Freddy vs. Jason vs. Michael: Who’s The Real Box Office Killer?
For a long stretch between The Texas Chainsaw Massacre setting the modern standard for slasher films and Scream reviving it with a dose of cool irony, three names ruled the genre: Michael Myers, Jason Voorhees and Freddy Krueger. Including reboots and one mash-up, the three franchises have combined for 30 films and a nearly $1.3 billion in global box office (extra impressive when you consider how much of that gross came from ’80s ticket prices).
John Carpenter kicked off the slasher craze that dominated the horror genre throughout the ’80s with Halloween in 1978. Produced for only $350,000, the movie that introduced Michael Myers eventually grossed $70 million worldwide. Two years later, Friday the 13th cashed in on its success; made for $550,00, it brought in nearly $60 million globally. A Nightmare on Elm Street joined the fun in 1984. While it cost much more ($1.8 million) and made much less ($25 million) than the other two, it was more than enough to anchor a franchise.
Fans can argue over which films are better, and which character is the most iconic, but at Decider we had a different question: Who made the biggest killing where it really counted, at the box office? The numbers were frighteningly close.
1. Friday the 13th
Number of films: 12
Worldwide Box Office: $465,000,000
Domestic Box Office: $383,000,000
The box office crown sits atop Jason’s hockey mask. He also has the advantage of spawning the most films (especially when you consider that the fourth installment was titled The Final Chapter). Even the ninth installment in 1993, Jason Goes to Hell: The Final Friday couldn’t keep him dead. Jason X (a.k.a Jason Goes to Space in the Future) was released in 2002 to the tepid response it deserved, but the following year’s Freddy vs. Jason was a major hit. After the success of that and several newer Halloween films, a reboot in 2009 grossed respectable box office but is yet to see a sequel.
Highest Grossing Chapter: The original, by a landslide. Adjusted for inflation, it earned $120,000,000 domestically.
Lowest Grossing Chapter: Jason X. Space was unkind to the serial killer. Even adjusted for inflation, the 2002 dud barely reached $18 million and remains a total head-scratcher.

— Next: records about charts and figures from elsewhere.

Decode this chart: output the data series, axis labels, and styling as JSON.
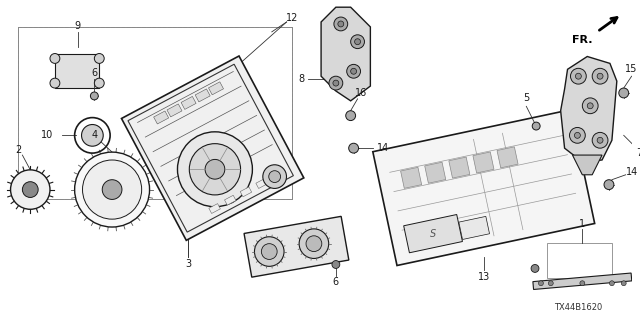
{
  "diagram_code": "TX44B1620",
  "fr_label": "FR.",
  "background_color": "#ffffff",
  "line_color": "#1a1a1a",
  "figsize": [
    6.4,
    3.2
  ],
  "dpi": 100,
  "parts": {
    "main_unit_tilt_deg": -30,
    "nav_unit_tilt_deg": -18
  }
}
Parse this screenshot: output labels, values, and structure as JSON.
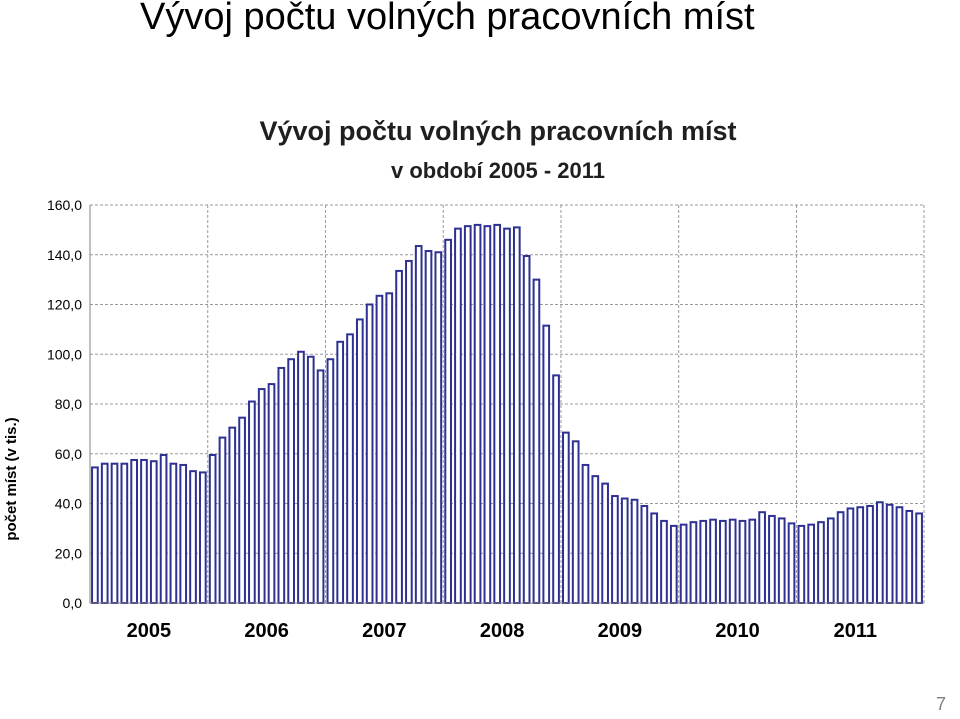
{
  "slide": {
    "title": "Vývoj počtu volných pracovních míst",
    "page_number": "7"
  },
  "chart_data": {
    "type": "bar",
    "title": "Vývoj počtu volných pracovních míst",
    "subtitle": "v období 2005 - 2011",
    "ylabel": "počet míst (v tis.)",
    "xlabel": "",
    "ylim": [
      0,
      160
    ],
    "yticks": [
      "0,0",
      "20,0",
      "40,0",
      "60,0",
      "80,0",
      "100,0",
      "120,0",
      "140,0",
      "160,0"
    ],
    "year_labels": [
      "2005",
      "2006",
      "2007",
      "2008",
      "2009",
      "2010",
      "2011"
    ],
    "grid": true,
    "bar_fill": "#2e3192",
    "bar_inner": "#ffffff",
    "values": [
      54.5,
      56.0,
      56.0,
      56.0,
      57.5,
      57.5,
      57.0,
      59.5,
      56.0,
      55.5,
      53.0,
      52.5,
      59.5,
      66.5,
      70.5,
      74.5,
      81.0,
      86.0,
      88.0,
      94.5,
      98.0,
      101.0,
      99.0,
      93.5,
      98.0,
      105.0,
      108.0,
      114.0,
      120.0,
      123.5,
      124.5,
      133.5,
      137.5,
      143.5,
      141.5,
      141.0,
      146.0,
      150.5,
      151.5,
      152.0,
      151.5,
      152.0,
      150.5,
      151.0,
      139.5,
      130.0,
      111.5,
      91.5,
      68.5,
      65.0,
      55.5,
      51.0,
      48.0,
      43.0,
      42.0,
      41.5,
      39.0,
      36.0,
      33.0,
      31.0,
      31.5,
      32.5,
      33.0,
      33.5,
      33.0,
      33.5,
      33.0,
      33.5,
      36.5,
      35.0,
      34.0,
      32.0,
      31.0,
      31.5,
      32.5,
      34.0,
      36.5,
      38.0,
      38.5,
      39.0,
      40.5,
      39.5,
      38.5,
      37.0,
      36.0
    ]
  }
}
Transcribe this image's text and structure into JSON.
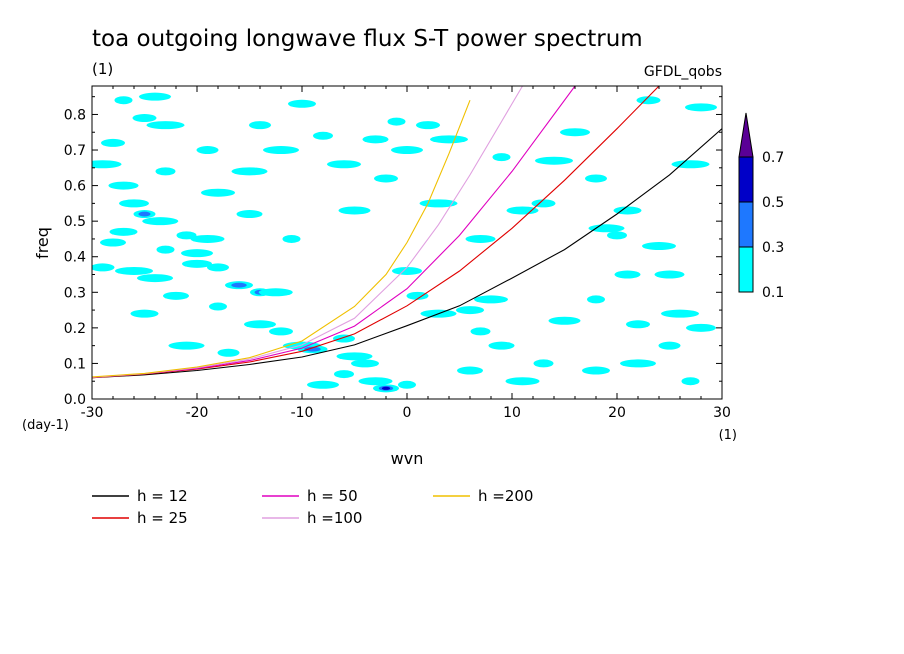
{
  "chart_data": {
    "type": "line",
    "title": "toa outgoing longwave flux S-T power spectrum",
    "subtitle": "(1)",
    "source_label": "GFDL_qobs",
    "xlabel": "wvn",
    "x_unit": "(1)",
    "ylabel": "freq",
    "y_unit": "(day-1)",
    "xlim": [
      -30,
      30
    ],
    "ylim": [
      0.0,
      0.88
    ],
    "x_ticks": [
      -30,
      -20,
      -10,
      0,
      10,
      20,
      30
    ],
    "y_ticks": [
      0.0,
      0.1,
      0.2,
      0.3,
      0.4,
      0.5,
      0.6,
      0.7,
      0.8
    ],
    "x_tick_labels": [
      "-30",
      "-20",
      "-10",
      "0",
      "10",
      "20",
      "30"
    ],
    "y_tick_labels": [
      "0.0",
      "0.1",
      "0.2",
      "0.3",
      "0.4",
      "0.5",
      "0.6",
      "0.7",
      "0.8"
    ],
    "grid": false,
    "legend_position": "below",
    "series": [
      {
        "name": "h = 12",
        "color": "#000000",
        "x": [
          -30,
          -25,
          -20,
          -15,
          -10,
          -5,
          0,
          5,
          10,
          15,
          20,
          25,
          30
        ],
        "y": [
          0.06,
          0.068,
          0.08,
          0.097,
          0.118,
          0.152,
          0.206,
          0.262,
          0.34,
          0.42,
          0.52,
          0.63,
          0.76
        ]
      },
      {
        "name": "h = 25",
        "color": "#e00000",
        "x": [
          -30,
          -25,
          -20,
          -15,
          -10,
          -5,
          0,
          5,
          10,
          15,
          20,
          24
        ],
        "y": [
          0.06,
          0.07,
          0.084,
          0.104,
          0.134,
          0.183,
          0.262,
          0.36,
          0.48,
          0.615,
          0.76,
          0.88
        ]
      },
      {
        "name": "h = 50",
        "color": "#e000c0",
        "x": [
          -30,
          -25,
          -20,
          -15,
          -10,
          -5,
          0,
          5,
          10,
          13,
          16
        ],
        "y": [
          0.061,
          0.071,
          0.086,
          0.108,
          0.143,
          0.205,
          0.31,
          0.46,
          0.64,
          0.76,
          0.88
        ]
      },
      {
        "name": "h =100",
        "color": "#e0a0e0",
        "x": [
          -30,
          -25,
          -20,
          -15,
          -10,
          -5,
          0,
          3,
          6,
          9,
          11
        ],
        "y": [
          0.061,
          0.071,
          0.088,
          0.112,
          0.152,
          0.227,
          0.37,
          0.49,
          0.63,
          0.78,
          0.88
        ]
      },
      {
        "name": "h =200",
        "color": "#f0c000",
        "x": [
          -30,
          -25,
          -20,
          -15,
          -10,
          -5,
          -2,
          0,
          2,
          4,
          6
        ],
        "y": [
          0.062,
          0.072,
          0.09,
          0.116,
          0.163,
          0.26,
          0.35,
          0.44,
          0.55,
          0.69,
          0.84
        ]
      }
    ],
    "colorbar": {
      "levels": [
        "0.1",
        "0.3",
        "0.5",
        "0.7"
      ],
      "colors": [
        "#00ffff",
        "#1e78ff",
        "#0000c8",
        "#5a0096"
      ]
    },
    "contour_blobs": [
      {
        "x": -27,
        "y": 0.84,
        "level": 0
      },
      {
        "x": -24,
        "y": 0.85,
        "level": 0
      },
      {
        "x": -25,
        "y": 0.79,
        "level": 0
      },
      {
        "x": -23,
        "y": 0.77,
        "level": 0
      },
      {
        "x": -26,
        "y": 0.55,
        "level": 0
      },
      {
        "x": -25,
        "y": 0.52,
        "level": 1
      },
      {
        "x": -23.5,
        "y": 0.5,
        "level": 0
      },
      {
        "x": -27,
        "y": 0.47,
        "level": 0
      },
      {
        "x": -21,
        "y": 0.46,
        "level": 0
      },
      {
        "x": -19,
        "y": 0.45,
        "level": 0
      },
      {
        "x": -28,
        "y": 0.44,
        "level": 0
      },
      {
        "x": -23,
        "y": 0.42,
        "level": 0
      },
      {
        "x": -20,
        "y": 0.41,
        "level": 0
      },
      {
        "x": -29,
        "y": 0.37,
        "level": 0
      },
      {
        "x": -26,
        "y": 0.36,
        "level": 0
      },
      {
        "x": -20,
        "y": 0.38,
        "level": 0
      },
      {
        "x": -18,
        "y": 0.37,
        "level": 0
      },
      {
        "x": -24,
        "y": 0.34,
        "level": 0
      },
      {
        "x": -16,
        "y": 0.32,
        "level": 1
      },
      {
        "x": -14,
        "y": 0.3,
        "level": 1
      },
      {
        "x": -12.5,
        "y": 0.3,
        "level": 0
      },
      {
        "x": -22,
        "y": 0.29,
        "level": 0
      },
      {
        "x": -18,
        "y": 0.26,
        "level": 0
      },
      {
        "x": -14,
        "y": 0.21,
        "level": 0
      },
      {
        "x": -12,
        "y": 0.19,
        "level": 0
      },
      {
        "x": -10,
        "y": 0.15,
        "level": 0
      },
      {
        "x": -9,
        "y": 0.14,
        "level": 1
      },
      {
        "x": -6,
        "y": 0.17,
        "level": 0
      },
      {
        "x": -5,
        "y": 0.12,
        "level": 0
      },
      {
        "x": -4,
        "y": 0.1,
        "level": 0
      },
      {
        "x": -6,
        "y": 0.07,
        "level": 0
      },
      {
        "x": -3,
        "y": 0.05,
        "level": 0
      },
      {
        "x": -2,
        "y": 0.03,
        "level": 2
      },
      {
        "x": 0,
        "y": 0.04,
        "level": 0
      },
      {
        "x": -8,
        "y": 0.04,
        "level": 0
      },
      {
        "x": -28,
        "y": 0.72,
        "level": 0
      },
      {
        "x": -29,
        "y": 0.66,
        "level": 0
      },
      {
        "x": -27,
        "y": 0.6,
        "level": 0
      },
      {
        "x": -14,
        "y": 0.77,
        "level": 0
      },
      {
        "x": -12,
        "y": 0.7,
        "level": 0
      },
      {
        "x": -10,
        "y": 0.83,
        "level": 0
      },
      {
        "x": -8,
        "y": 0.74,
        "level": 0
      },
      {
        "x": -6,
        "y": 0.66,
        "level": 0
      },
      {
        "x": -3,
        "y": 0.73,
        "level": 0
      },
      {
        "x": -1,
        "y": 0.78,
        "level": 0
      },
      {
        "x": 0,
        "y": 0.7,
        "level": 0
      },
      {
        "x": 2,
        "y": 0.77,
        "level": 0
      },
      {
        "x": 4,
        "y": 0.73,
        "level": 0
      },
      {
        "x": 0,
        "y": 0.36,
        "level": 0
      },
      {
        "x": 1,
        "y": 0.29,
        "level": 0
      },
      {
        "x": 3,
        "y": 0.24,
        "level": 0
      },
      {
        "x": 6,
        "y": 0.25,
        "level": 0
      },
      {
        "x": 7,
        "y": 0.19,
        "level": 0
      },
      {
        "x": 8,
        "y": 0.28,
        "level": 0
      },
      {
        "x": 9,
        "y": 0.15,
        "level": 0
      },
      {
        "x": 9,
        "y": 0.68,
        "level": 0
      },
      {
        "x": 11,
        "y": 0.53,
        "level": 0
      },
      {
        "x": 13,
        "y": 0.55,
        "level": 0
      },
      {
        "x": 14,
        "y": 0.67,
        "level": 0
      },
      {
        "x": 16,
        "y": 0.75,
        "level": 0
      },
      {
        "x": 18,
        "y": 0.62,
        "level": 0
      },
      {
        "x": 19,
        "y": 0.48,
        "level": 0
      },
      {
        "x": 21,
        "y": 0.53,
        "level": 0
      },
      {
        "x": 20,
        "y": 0.46,
        "level": 0
      },
      {
        "x": 24,
        "y": 0.43,
        "level": 0
      },
      {
        "x": 21,
        "y": 0.35,
        "level": 0
      },
      {
        "x": 18,
        "y": 0.28,
        "level": 0
      },
      {
        "x": 15,
        "y": 0.22,
        "level": 0
      },
      {
        "x": 22,
        "y": 0.21,
        "level": 0
      },
      {
        "x": 26,
        "y": 0.24,
        "level": 0
      },
      {
        "x": 28,
        "y": 0.2,
        "level": 0
      },
      {
        "x": 25,
        "y": 0.15,
        "level": 0
      },
      {
        "x": 22,
        "y": 0.1,
        "level": 0
      },
      {
        "x": 18,
        "y": 0.08,
        "level": 0
      },
      {
        "x": 13,
        "y": 0.1,
        "level": 0
      },
      {
        "x": 11,
        "y": 0.05,
        "level": 0
      },
      {
        "x": 6,
        "y": 0.08,
        "level": 0
      },
      {
        "x": 27,
        "y": 0.05,
        "level": 0
      },
      {
        "x": 28,
        "y": 0.82,
        "level": 0
      },
      {
        "x": 23,
        "y": 0.84,
        "level": 0
      },
      {
        "x": 27,
        "y": 0.66,
        "level": 0
      },
      {
        "x": 25,
        "y": 0.35,
        "level": 0
      },
      {
        "x": -17,
        "y": 0.13,
        "level": 0
      },
      {
        "x": -21,
        "y": 0.15,
        "level": 0
      },
      {
        "x": -25,
        "y": 0.24,
        "level": 0
      },
      {
        "x": -23,
        "y": 0.64,
        "level": 0
      },
      {
        "x": -18,
        "y": 0.58,
        "level": 0
      },
      {
        "x": -15,
        "y": 0.52,
        "level": 0
      },
      {
        "x": -11,
        "y": 0.45,
        "level": 0
      },
      {
        "x": -5,
        "y": 0.53,
        "level": 0
      },
      {
        "x": -2,
        "y": 0.62,
        "level": 0
      },
      {
        "x": 3,
        "y": 0.55,
        "level": 0
      },
      {
        "x": 7,
        "y": 0.45,
        "level": 0
      },
      {
        "x": -19,
        "y": 0.7,
        "level": 0
      },
      {
        "x": -15,
        "y": 0.64,
        "level": 0
      }
    ]
  }
}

(Freddy vs. Jason is included in the film count and box office total for both franchises, but excluded from individual chapter comparisons.)
2. A Nightmare on Elm Street
Number of films: 9
Worldwide Box Office: $448,000,000
Domestic Box Office: $362,000,000
Despite having three fewer films and getting off to a slower start, Freddy wakes up right after Jason. His average take per film is the best of the three by a healthy amount. The third and fourth films in 1987 and 1988 far outperformed the first two, though the fifth installment the following year completely cratered. The series bottomed out in 1994 before Freddy vs. Jason was a hit in 2003. As with Friday the 13th, that led to a single reboot in 2010, which performed respectably.
Highest Grossing Chapter: 1988’s part four, The Dream Master, with an adjusted domestic take of over $97 million. Part three, Dream Warriors, was right behind with $93 million adjusted, but none of the other stand-alone films in the series came close to these two.
Lowest Grossing Chapter: In 1994, Wes Craven returned to the Freddy character for the first time since directing the original film. Wes Craven’s New Nightmare broke from the series continuity and took a meta approach, featuring Freddy as a horror movie character haunting the cast and crew of the movies he appeared in, not in dreams but in the real world. Despite generally good reviews, it performed the worst by far, earning only $35 million domestically, adjusted. (Though good news followed for Wes Craven and horror fans, as two years later he returned with Scream, which shared some ideas.)
Number of films: 10
Worldwide Box Office: $363,000,000
Domestic Box Office: $308,000,000
The oldest of the three franchises, Halloween has also been the most active recently, with five films since 1995, including three in the 2000s. The series continuity has taken a winding path. 1998’s 20th anniversary film Halloween: H20 brought back Jamie Lee Curtis and was a direct sequel to the first two chapters, completely ignoring the four films in between. The result was one of the series’ biggest hits, bringing in $95 million domestically, adjusted. Halloween: Resurrection built on H20‘s events in 2002, before Rob Zombie rebooted the franchise with two films in 2007 and 2009.
Highest Grossing Chapter: The original Halloween was the highest-grossing film of all three franchises by far, earning $163,000,000 domestically, adjusted for inflation.
Lowest Grossing Chapter: 1989’s Halloween 5: The Revenge of Michael Myers grossed only $24 million domestic, adjusted. It had company at the bottom, though; 1995’s Halloween: The Curse of Michael Myers did only $28 million, adjusted, before H20 got the franchise back on track three years later.